Key Highlights
- First-quarter operating losses reached $989 million, surpassing analyst projections of an $864 million loss.
- Quarterly revenue fell approximately 36% short of forecasts following supplier complications that impacted Gravity SUV shipments.
- Earnings per share registered at ($3.46), undershooting the analyst consensus of ($2.72) by $0.74.
- The company secured $1.05 billion in fresh capital, with $200 million contributed by Uber, elevating overall liquidity to $4.7 billion.
- Year-to-date performance shows a 41% decline, with shares down 74% from their 12-month peak.
Shares of Lucid Group (LCID) dropped 6.6% during Tuesday’s regular trading session in anticipation of the company’s first-quarter financial results, followed by a further 2.7% decline in extended trading to $6.08 after disappointing figures were announced.
The electric vehicle manufacturer’s shares started the day at $6.69 before descending to an intraday bottom of $6.18.
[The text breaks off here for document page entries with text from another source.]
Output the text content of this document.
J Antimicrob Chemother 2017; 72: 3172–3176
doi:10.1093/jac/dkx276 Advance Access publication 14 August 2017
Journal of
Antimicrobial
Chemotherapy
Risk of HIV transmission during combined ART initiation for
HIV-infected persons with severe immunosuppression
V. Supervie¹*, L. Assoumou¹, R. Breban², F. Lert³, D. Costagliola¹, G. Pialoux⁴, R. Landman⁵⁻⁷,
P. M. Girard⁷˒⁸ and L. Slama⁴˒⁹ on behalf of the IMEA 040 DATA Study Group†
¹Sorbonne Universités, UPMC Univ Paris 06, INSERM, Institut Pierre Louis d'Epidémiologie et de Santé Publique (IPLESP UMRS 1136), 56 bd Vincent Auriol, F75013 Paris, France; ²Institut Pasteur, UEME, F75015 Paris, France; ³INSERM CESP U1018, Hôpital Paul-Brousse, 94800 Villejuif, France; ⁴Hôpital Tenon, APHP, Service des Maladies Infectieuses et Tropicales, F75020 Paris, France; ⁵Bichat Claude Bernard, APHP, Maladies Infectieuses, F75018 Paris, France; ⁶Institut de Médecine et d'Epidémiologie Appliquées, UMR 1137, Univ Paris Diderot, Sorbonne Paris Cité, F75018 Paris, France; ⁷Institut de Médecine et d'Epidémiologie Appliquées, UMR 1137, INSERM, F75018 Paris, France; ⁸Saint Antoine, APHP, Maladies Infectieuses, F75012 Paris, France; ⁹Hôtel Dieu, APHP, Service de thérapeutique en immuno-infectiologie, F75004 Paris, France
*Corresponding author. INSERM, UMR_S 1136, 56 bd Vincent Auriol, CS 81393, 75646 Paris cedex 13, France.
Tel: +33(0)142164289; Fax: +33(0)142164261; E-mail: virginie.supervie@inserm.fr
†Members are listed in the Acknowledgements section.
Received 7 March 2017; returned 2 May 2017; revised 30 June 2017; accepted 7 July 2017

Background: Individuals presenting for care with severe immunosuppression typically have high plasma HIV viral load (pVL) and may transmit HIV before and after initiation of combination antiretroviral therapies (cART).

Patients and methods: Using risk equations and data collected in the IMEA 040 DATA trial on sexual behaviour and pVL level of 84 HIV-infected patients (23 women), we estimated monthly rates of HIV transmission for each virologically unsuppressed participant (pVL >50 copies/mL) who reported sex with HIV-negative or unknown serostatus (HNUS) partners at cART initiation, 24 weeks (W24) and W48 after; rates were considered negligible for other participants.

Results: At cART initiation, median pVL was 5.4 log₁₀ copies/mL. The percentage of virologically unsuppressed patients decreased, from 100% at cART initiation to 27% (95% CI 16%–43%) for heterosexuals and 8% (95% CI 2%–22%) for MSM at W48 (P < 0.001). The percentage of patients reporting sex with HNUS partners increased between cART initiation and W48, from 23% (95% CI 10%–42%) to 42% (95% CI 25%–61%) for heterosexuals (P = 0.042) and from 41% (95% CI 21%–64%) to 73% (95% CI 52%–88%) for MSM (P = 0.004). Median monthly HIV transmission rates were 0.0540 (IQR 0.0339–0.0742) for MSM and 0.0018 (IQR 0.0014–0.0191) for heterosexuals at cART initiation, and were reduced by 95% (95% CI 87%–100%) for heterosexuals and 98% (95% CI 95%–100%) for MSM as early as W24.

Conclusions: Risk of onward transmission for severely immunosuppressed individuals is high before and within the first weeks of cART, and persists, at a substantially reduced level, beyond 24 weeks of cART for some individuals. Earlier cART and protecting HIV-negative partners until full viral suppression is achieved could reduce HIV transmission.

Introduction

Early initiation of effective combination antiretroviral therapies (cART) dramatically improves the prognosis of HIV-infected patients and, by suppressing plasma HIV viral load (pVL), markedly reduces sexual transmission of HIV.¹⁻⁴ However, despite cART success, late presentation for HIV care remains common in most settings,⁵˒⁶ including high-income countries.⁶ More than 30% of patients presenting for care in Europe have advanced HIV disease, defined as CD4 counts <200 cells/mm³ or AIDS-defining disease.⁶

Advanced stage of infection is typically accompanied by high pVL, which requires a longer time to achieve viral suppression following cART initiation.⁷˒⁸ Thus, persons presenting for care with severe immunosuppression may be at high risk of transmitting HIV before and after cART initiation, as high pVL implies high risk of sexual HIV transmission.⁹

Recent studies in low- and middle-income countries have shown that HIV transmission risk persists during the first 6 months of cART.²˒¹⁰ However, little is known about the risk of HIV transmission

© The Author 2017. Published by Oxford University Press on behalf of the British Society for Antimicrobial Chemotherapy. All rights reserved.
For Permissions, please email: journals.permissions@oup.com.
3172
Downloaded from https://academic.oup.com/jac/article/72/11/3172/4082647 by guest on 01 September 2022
The company reported first-quarter operating losses totaling $989 million against revenue of $282 million. Market analysts had forecast a loss of $864 million with revenue expectations hovering around $358 million. The substantial revenue shortfall — approximately 36% beneath projections — stemmed primarily from supply chain disruptions that delayed February shipments of the Gravity SUV.
The company posted earnings per share of ($3.46), falling short of the ($2.72) Wall Street consensus estimate by $0.74. Lucid continues to face headwinds with a return on equity of negative 138.82% and a net margin of negative 207.87%.
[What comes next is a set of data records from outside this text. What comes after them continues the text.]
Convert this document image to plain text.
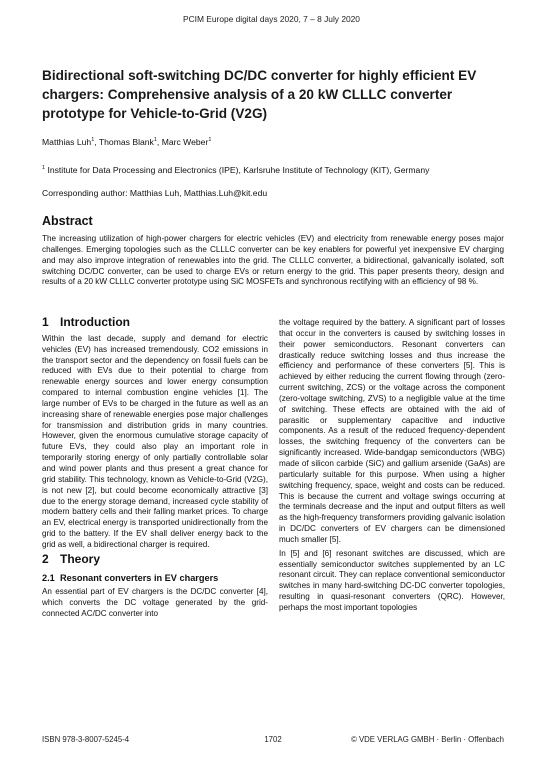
PCIM Europe digital days 2020, 7 – 8 July 2020
Bidirectional soft-switching DC/DC converter for highly efficient EV chargers: Comprehensive analysis of a 20 kW CLLLC converter prototype for Vehicle-to-Grid (V2G)
Matthias Luh$^1$, Thomas Blank$^1$, Marc Weber$^1$
$^1$ Institute for Data Processing and Electronics (IPE), Karlsruhe Institute of Technology (KIT), Germany
Corresponding author: Matthias Luh, Matthias.Luh@kit.edu
Abstract

The increasing utilization of high-power chargers for electric vehicles (EV) and electricity from renewable energy poses major challenges. Emerging topologies such as the CLLLC converter can be key enablers for powerful yet inexpensive EV charging and may also improve integration of renewables into the grid. The CLLLC converter, a bidirectional, galvanically isolated, soft switching DC/DC converter, can be used to charge EVs or return energy to the grid. This paper presents theory, design and results of a 20 kW CLLLC converter prototype using SiC MOSFETs and synchronous rectifying with an efficiency of 98 %.

1 Introduction

Within the last decade, supply and demand for electric vehicles (EV) has increased tremendously. CO2 emissions in the transport sector and the dependency on fossil fuels can be reduced with EVs due to their potential to charge from renewable energy sources and lower energy consumption compared to internal combustion engine vehicles [1]. The large number of EVs to be charged in the future as well as an increasing share of renewable energies pose major challenges for transmission and distribution grids in many countries. However, given the enormous cumulative storage capacity of future EVs, they could also play an important role in temporarily storing energy of only partially controllable solar and wind power plants and thus present a great chance for grid stability. This technology, known as Vehicle-to-Grid (V2G), is not new [2], but could become economically attractive [3] due to the energy storage demand, increased cycle stability of modern battery cells and their falling market prices. To charge an EV, electrical energy is transported unidirectionally from the grid to the battery. If the EV shall deliver energy back to the grid as well, a bidirectional charger is required.

2 Theory
2.1 Resonant converters in EV chargers

An essential part of EV chargers is the DC/DC converter [4], which converts the DC voltage generated by the grid-connected AC/DC converter into

the voltage required by the battery. A significant part of losses that occur in the converters is caused by switching losses in their power semiconductors. Resonant converters can drastically reduce switching losses and thus increase the efficiency and performance of these converters [5]. This is achieved by either reducing the current flowing through (zero-current switching, ZCS) or the voltage across the component (zero-voltage switching, ZVS) to a negligible value at the time of switching. These effects are obtained with the aid of parasitic or supplementary capacitive and inductive components. As a result of the reduced frequency-dependent losses, the switching frequency of the converters can be significantly increased. Wide-bandgap semiconductors (WBG) made of silicon carbide (SiC) and gallium arsenide (GaAs) are particularly suitable for this purpose. When using a higher switching frequency, space, weight and costs can be reduced. This is because the current and voltage swings occurring at the terminals decrease and the input and output filters as well as the high-frequency transformers providing galvanic isolation in DC/DC converters of EV chargers can be dimensioned much smaller [5].

In [5] and [6] resonant switches are discussed, which are essentially semiconductor switches supplemented by an LC resonant circuit. They can replace conventional semiconductor switches in many hard-switching DC-DC converter topologies, resulting in quasi-resonant converters (QRC). However, perhaps the most important topologies

ISBN 978-3-8007-5245-4	1702	© VDE VERLAG GMBH · Berlin · Offenbach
Vehicle deliveries for the quarter totaled 3,093 units, unchanged from the same period last year. However, manufacturing output painted a more optimistic picture — the company produced 5,500 vehicles during the three-month period, representing a 149% year-over-year increase. North American order volume surged 144% in March relative to February levels.
Despite stagnant delivery figures, year-over-year revenue climbed 20%, driven by an improved product mix and higher-value vehicle sales.
Financial Position and New Capital
Lucid finalized a $1.05 billion fundraising effort in April. The financing package consisted of $550 million in convertible preferred stock from an affiliate of Saudi Arabia’s Public Investment Fund, $300 million through a registered public offering of common shares, and $200 million in equity investment from Uber — bringing the rideshare giant’s cumulative Lucid investment to $500 million.
The company concluded the first quarter with $4.7 billion in total liquidity, addressing immediate concerns about capital requirements.
Leadership changes were also announced, with Silvio Napoli stepping into the chief executive role, succeeding Marc Winterhoff.
Wall Street Perspective
Analyst sentiment remains predominantly skeptical. The overall consensus rating stands at “Reduce,” though the average price target of $12.25 represents substantial upside from current trading levels.
Cantor Fitzgerald maintained its neutral stance with a $14 price objective. TD Cowen kept its “hold” designation while slashing its target from $19 down to $10. Bank of America continues with an “underperform” rating and $10 price target. Robert W. Baird holds a neutral position with a $12 target.
Among the 11 analysts providing coverage, two recommend buying LCID, six suggest holding, and three advise selling.
The wider electric vehicle market has faced challenges. Federal purchase incentives worth $7,500 lapsed in September, contributing to a 27% year-over-year contraction in U.S. EV sales during the first quarter.
The automaker had previously projected production of 25,000–27,000 vehicles for 2026. Notably, this guidance was absent from the first-quarter earnings announcement.
LCID currently trades with a market capitalization of $2.05 billion. The stock’s 50-day moving average sits at $9.06, while its 200-day moving average stands at $11.67.